Hodge did say that he isn’t looking to add a second owner, after both Gray and Robichaud sold their stakes back to him.

“I am going to keep this; this is why I moved up here (from Massachusetts) and it’s why I moved my family,” Hodge said. “I am excited about it and I am moving forward.”

In March 2022, Robichaud announced the Saints Academy, which included 15U and 16U teams, in partnership with St. Dom’s, but the project hit some hurdles and never got off the ground

“The building that we would be converting to dorms, by the time we got approval from the state fire marshals, it was too late to do the build-out, and we wouldn’t have proper living arrangements for the student-athletes,” Robichaud said. “We had our plans drawn up from the architect, and we were ready to roll, but it was a timing matter.

“The market — even in that short period of time from last year to this year — with the development of new academies in Massachusetts and New Hampshire, the market has significantly changed as far as competition and slowed the opportunity to continue the Saints Academy for this year.”

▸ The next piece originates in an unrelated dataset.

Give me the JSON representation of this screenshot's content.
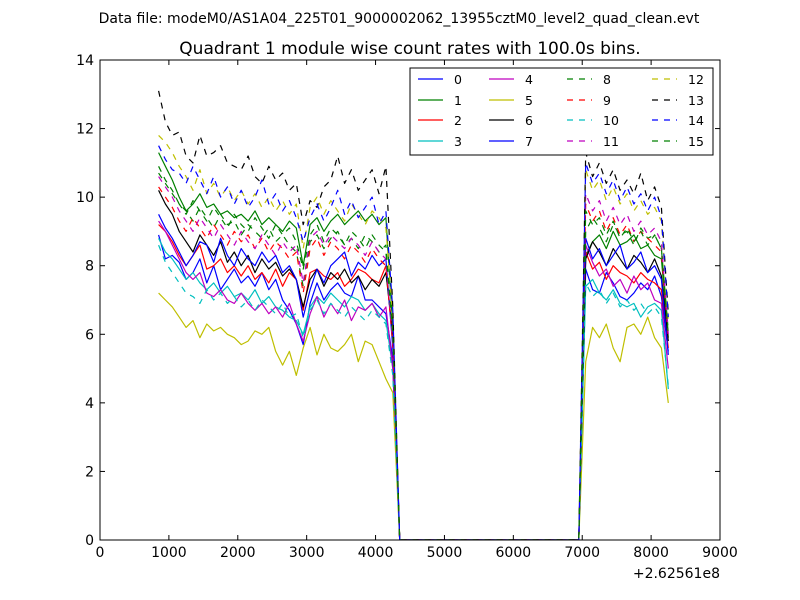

Robichaud said that he has heard talk about other hockey academies starting in Maine, but said he will not be involved.

Since he has young family, Robichaud will still live in the Auburn-Lewiston area and make the two-hour drive to Hooksett to coach the Mountain Kings.

He also will continue operate the Lewiston-based PucDevelopment hockey training facility with Caleb Labrie, an assistant coach with the Thunder, which does most of its business during the offseason.

Robichaud already has a connection with the Mountain Kings’ leadership group. He and general manager Clint Edinger worked together 13 years ago with the Bishop Brady High School (Concord, New Hampshire) boys hockey team, then both moved on to the New Hampshire Jr. Monarchs organization, where Robichaud worked for four seasons before joining the Tier III L-A Fighting Spirit in 2015-16. The Fighting Spirit became the L/A Nordiques in the 2017-18 season. Robichaud was named the head coach and guided the team to the NA3HL Fraser Cup Final in 2018-19 before moving to the Tier II Maine Nordiques.

With the additions of the Mountain Kings and the Rochester Jr. Americans, the NAHL East Division, which includes the Maine Nordiques, will have nine teams.

Robichaud is looking forward to battling the Nordiques and returning to The Colisee.

“It will be a very interesting dynamic,” Robichaud said. “I have spent a lot of time in that building. I poured my heart into that program and that facility. I have some close friends that are there (Maine Nordiques general manager) Eric Soltys, (head coach Matt Pinchevsky) and (assistant coach) Ryan Shelley. It will be fun playing against them.

“It will be weird standing on the (visiting) bench, I don’t know if I ever stood on that side before. It will be a different viewpoint in the arena.”

The last time he was on the visiting bench at The Colisee was during his senior season at Edward Little in 2006-07 when St. Dom’s played its home games in Lewiston.